A Technical View of S&P 500 and DOW Stock Market Trends - Mike Swanson (08/03/11)
Yesterday was an ugly today. This morning S&P 500 futures are up before the opening bell as traders bet on a rebound, but there is no way to deny that yesterday was a troubling day when it comes to the financial markets.
Things look even worse in the European markets where Germany and Italy broke down to new lows for the summer. Israel also dumped hard and so did Japan. Asian markets are acting the strongest for now though.
Yes we saw the DOW fall over 200 points on big volume Tuesday. We saw the VIX, which measures the volatility premium options traders are paying, jump up a few percentage points and the ratio of sell to buy orders on the NYSE and Nasdaq hit the nine to one level. But oddly the put/call ratio closed below one, meaning that even with yesterday's big selling options players were not too concerned and were buying more calls than puts.
You would think they would have been scared, but they weren't.
On Monday I wrote in my monthly newsletter how all of the moves of this summer must be put in the context that the market is in a wide trading range and will continue to be choppy with UNSUSTAINABLE moves to both the upside and to the downside until the trading range is resolved. I thought Monday that it would end up being resolved to the upside by early September, but Tuesday's sharp move down puts that view into question. Time will tell.
In a trading range market the news really hasn't matter much. Last week the market fell and everyone thought that it was falling because of the negotiations over the debt limit. That would mean once that problem was resolved the market could go up - but it didn't. That means the debt limit issue wasn't what was really driving the action in the market.
What really is are big trends. And there are two big trends the market is dealing with - money printing and the hope of more money printing from the Fed to make the stock market go up and the countervailing trend of a weak global economy and debt problems impacting Europe. So you have a market that is under pressure due to economic issues and can go up on hope of money printing action.
In trading range markets the market looks great when it gets to the top of its range and makes people feel good so they get sucked into buying at tops and then when it falls down to the bottom of the range people get scared silly so you don't want to get too negative right now.
Short-term the stock market has fallen so quickly over the past few sessions that some sort of bounce is in order. If it can bounce here then I would expect it to retrace 1/2 to 1/3 of the losses it has made since its March/April peak. That would take the S&P 500 up into the 1316-1326. That would be a big bounce from here and the market probably would need to consolidate a few days first before it could move that much higher. More selling could happen.

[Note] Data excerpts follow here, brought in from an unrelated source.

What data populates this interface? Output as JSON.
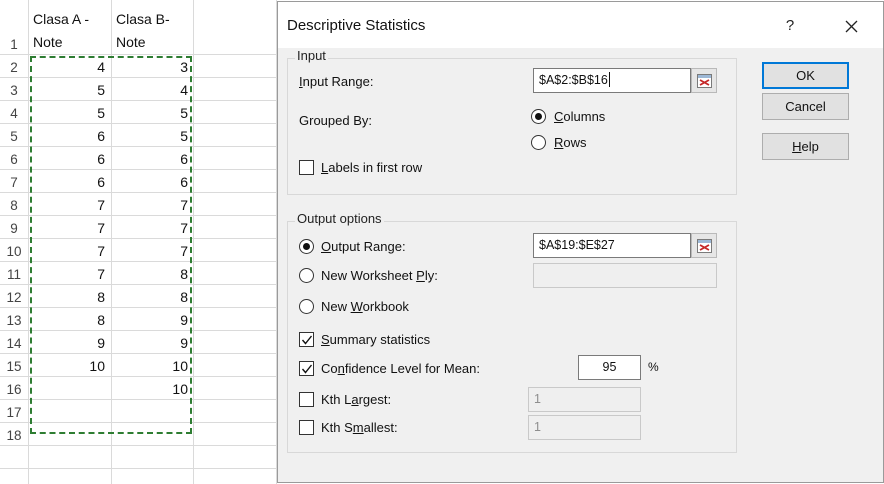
{
  "sheet": {
    "row_numbers": [
      "1",
      "2",
      "3",
      "4",
      "5",
      "6",
      "7",
      "8",
      "9",
      "10",
      "11",
      "12",
      "13",
      "14",
      "15",
      "16",
      "17",
      "18"
    ],
    "col_a_header_line1": "Clasa A -",
    "col_a_header_line2": "Note",
    "col_b_header_line1": "Clasa B-",
    "col_b_header_line2": "Note",
    "col_a_values": [
      "4",
      "5",
      "5",
      "6",
      "6",
      "6",
      "7",
      "7",
      "7",
      "7",
      "8",
      "8",
      "9",
      "10"
    ],
    "col_b_values": [
      "3",
      "4",
      "5",
      "5",
      "6",
      "6",
      "7",
      "7",
      "7",
      "8",
      "8",
      "9",
      "9",
      "10",
      "10"
    ]
  },
  "dialog": {
    "title": "Descriptive Statistics",
    "help_char": "?",
    "input_group_label": "Input",
    "input_range_label": "Input Range:",
    "input_range_value": "$A$2:$B$16",
    "grouped_by_label": "Grouped By:",
    "columns_label": "Columns",
    "rows_label": "Rows",
    "labels_first_row": "Labels in first row",
    "output_group_label": "Output options",
    "output_range_label": "Output Range:",
    "output_range_value": "$A$19:$E$27",
    "new_worksheet_label": "New Worksheet Ply:",
    "new_workbook_label": "New Workbook",
    "summary_stats_label": "Summary statistics",
    "confidence_label": "Confidence Level for Mean:",
    "confidence_value": "95",
    "percent_sign": "%",
    "kth_largest_label": "Kth Largest:",
    "kth_largest_value": "1",
    "kth_smallest_label": "Kth Smallest:",
    "kth_smallest_value": "1",
    "ok_label": "OK",
    "cancel_label": "Cancel",
    "help_label": "Help"
  },
  "colors": {
    "marquee": "#2e7d32",
    "default_button_border": "#0078d7",
    "ref_icon_red": "#c62828"
  }
}
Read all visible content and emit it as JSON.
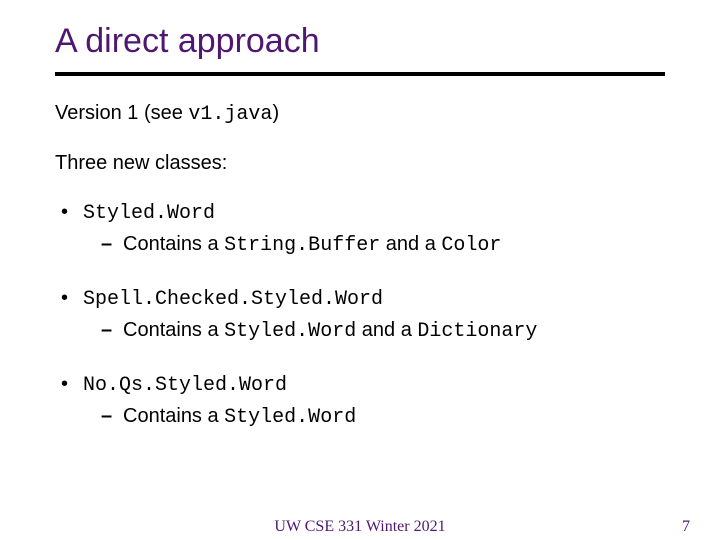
{
  "title": "A direct approach",
  "intro": {
    "prefix": "Version 1 (see ",
    "code": "v1.java",
    "suffix": ")"
  },
  "subheading": "Three new classes:",
  "bullets": [
    {
      "name": "Styled.Word",
      "sub_prefix": "Contains a ",
      "c1": "String.Buffer",
      "mid": " and a ",
      "c2": "Color"
    },
    {
      "name": "Spell.Checked.Styled.Word",
      "sub_prefix": "Contains a ",
      "c1": "Styled.Word",
      "mid": " and a ",
      "c2": "Dictionary"
    },
    {
      "name": "No.Qs.Styled.Word",
      "sub_prefix": "Contains a ",
      "c1": "Styled.Word"
    }
  ],
  "footer": {
    "center": "UW CSE 331 Winter 2021",
    "page": "7"
  },
  "colors": {
    "accent": "#4e1771"
  }
}
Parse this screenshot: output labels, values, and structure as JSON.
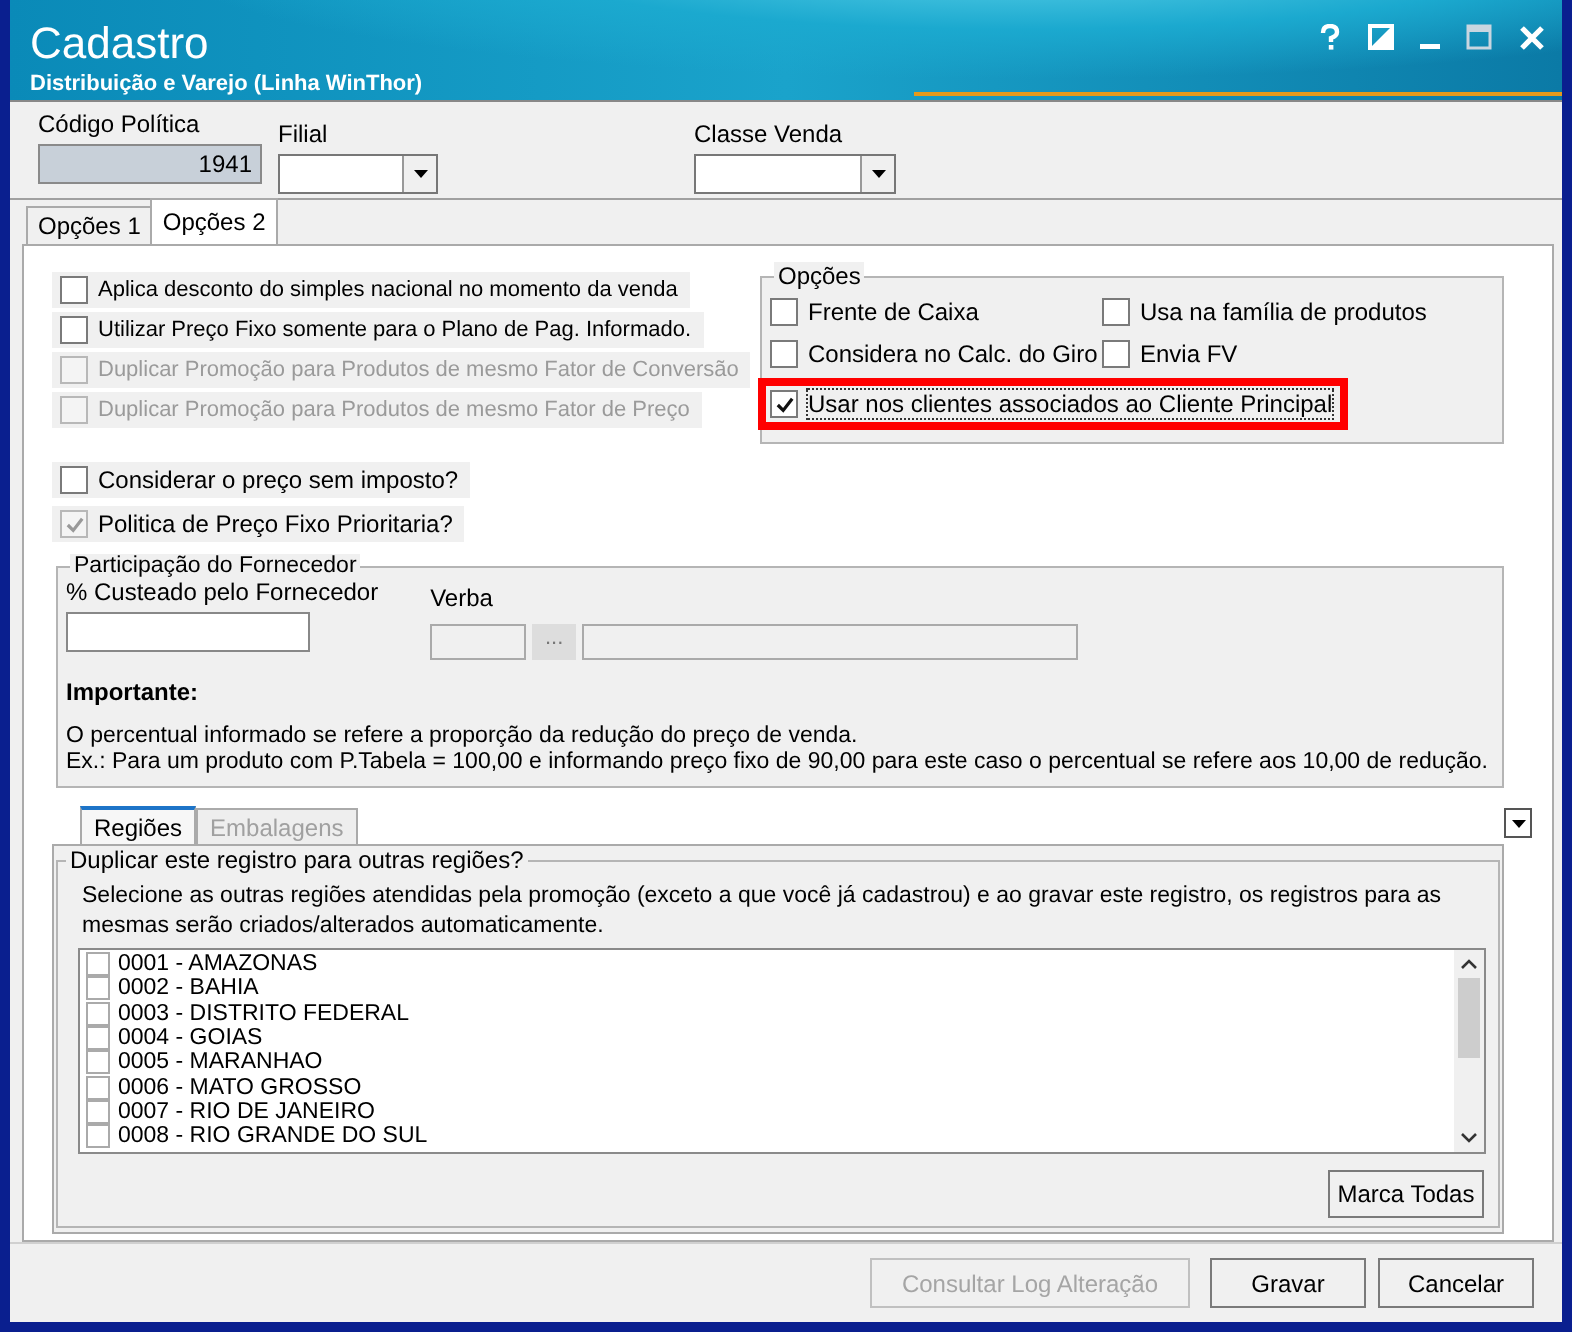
{
  "window": {
    "title": "Cadastro",
    "subtitle": "Distribuição e Varejo (Linha WinThor)"
  },
  "header_fields": [
    {
      "label": "Código Política",
      "value": "1941",
      "kind": "readonly"
    },
    {
      "label": "Filial",
      "kind": "dropdown"
    },
    {
      "label": "Classe Venda",
      "kind": "dropdown"
    }
  ],
  "tabs": [
    {
      "label": "Opções 1",
      "selected": false
    },
    {
      "label": "Opções 2",
      "selected": true
    }
  ],
  "options_left": [
    {
      "label": "Aplica desconto do simples nacional no momento da venda",
      "checked": false,
      "disabled": false
    },
    {
      "label": "Utilizar Preço Fixo somente para o Plano de Pag. Informado.",
      "checked": false,
      "disabled": false
    },
    {
      "label": "Duplicar Promoção para Produtos de mesmo Fator de Conversão",
      "checked": false,
      "disabled": true
    },
    {
      "label": "Duplicar Promoção para Produtos de mesmo Fator de Preço",
      "checked": false,
      "disabled": true
    }
  ],
  "options_group": {
    "title": "Opções",
    "items": [
      {
        "label": "Frente de Caixa",
        "checked": false,
        "highlighted": false
      },
      {
        "label": "Usa na família de produtos",
        "checked": false,
        "highlighted": false
      },
      {
        "label": "Considera no Calc. do Giro",
        "checked": false,
        "highlighted": false
      },
      {
        "label": "Envia FV",
        "checked": false,
        "highlighted": false
      },
      {
        "label": "Usar nos clientes associados ao Cliente Principal",
        "checked": true,
        "highlighted": true
      }
    ]
  },
  "options_lower": [
    {
      "label": "Considerar o preço sem imposto?",
      "checked": false,
      "disabled": false
    },
    {
      "label": "Politica de Preço Fixo Prioritaria?",
      "checked": true,
      "disabled": true
    }
  ],
  "supplier": {
    "title": "Participação do Fornecedor",
    "cost_label": "% Custeado pelo Fornecedor",
    "verba_label": "Verba",
    "verba_button": "...",
    "important_title": "Importante:",
    "important_lines": [
      "O percentual informado se refere a proporção da redução do preço de venda.",
      "Ex.: Para um produto com P.Tabela = 100,00 e informando preço fixo de 90,00 para este caso o percentual se refere aos 10,00 de redução."
    ]
  },
  "sub_tabs": [
    {
      "label": "Regiões",
      "selected": true,
      "disabled": false
    },
    {
      "label": "Embalagens",
      "selected": false,
      "disabled": true
    }
  ],
  "regions": {
    "title": "Duplicar este registro para outras regiões?",
    "description": "Selecione as outras regiões atendidas pela promoção (exceto a que você já cadastrou) e ao gravar este registro, os registros para as mesmas serão criados/alterados automaticamente.",
    "items": [
      {
        "label": "0001 - AMAZONAS",
        "checked": false
      },
      {
        "label": "0002 - BAHIA",
        "checked": false
      },
      {
        "label": "0003 - DISTRITO FEDERAL",
        "checked": false
      },
      {
        "label": "0004 - GOIAS",
        "checked": false
      },
      {
        "label": "0005 - MARANHAO",
        "checked": false
      },
      {
        "label": "0006 - MATO GROSSO",
        "checked": false
      },
      {
        "label": "0007 - RIO DE JANEIRO",
        "checked": false
      },
      {
        "label": "0008 - RIO GRANDE DO SUL",
        "checked": false
      }
    ],
    "button": "Marca Todas"
  },
  "buttons": [
    {
      "label": "Consultar Log Alteração",
      "disabled": true
    },
    {
      "label": "Gravar",
      "disabled": false
    },
    {
      "label": "Cancelar",
      "disabled": false
    }
  ]
}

But if it does at this point I wouldn't expect much more downside from here.
So short-term we should get a bounce in the market averages.
After that though I'm really not sure. Once that bounce is over the market will either simply fall again - in which case it will be in danger of slipping into a bear market - or else it will pause for a few weeks and put itself in a position to breakout to new highs and make a run like it did at the end of last summer.
I'll evaluate the strength of the next bounce to look for clues to which is more likely.
There are two things that are different now from last year which are troubling. One is that last year from April to August sentiment, according to surveys such as Investors Intelligence, grew more and more negative on the market. Just before the market took off in August there were in fact more bears than bulls in the Investors Intelligence survey. This summer sentiment has not gotten overly negative in these surveys.
The action in emerging markets is interesting now. Most of Europe has traded weaker than the US the past few months, however several of the Asian markets have been stronger. The emerging markets ETF has been in an even narrower trading range than the US broad market averages and this has caused its 200-day Bollinger bands to narrow.
Since the first few months of 2008 the action in emerging markets has tended to lead that of the US. If the EEM ETF can break through its 200-day Bollinger Band this month I'd take that as a sign that we're going to get a bullish resolution in the US markets this summer. However, if it falls down to its lower 200-day Bollinger Band I'd take that as a negative sign. This is an ETF worth watching carefully over the next couple of weeks.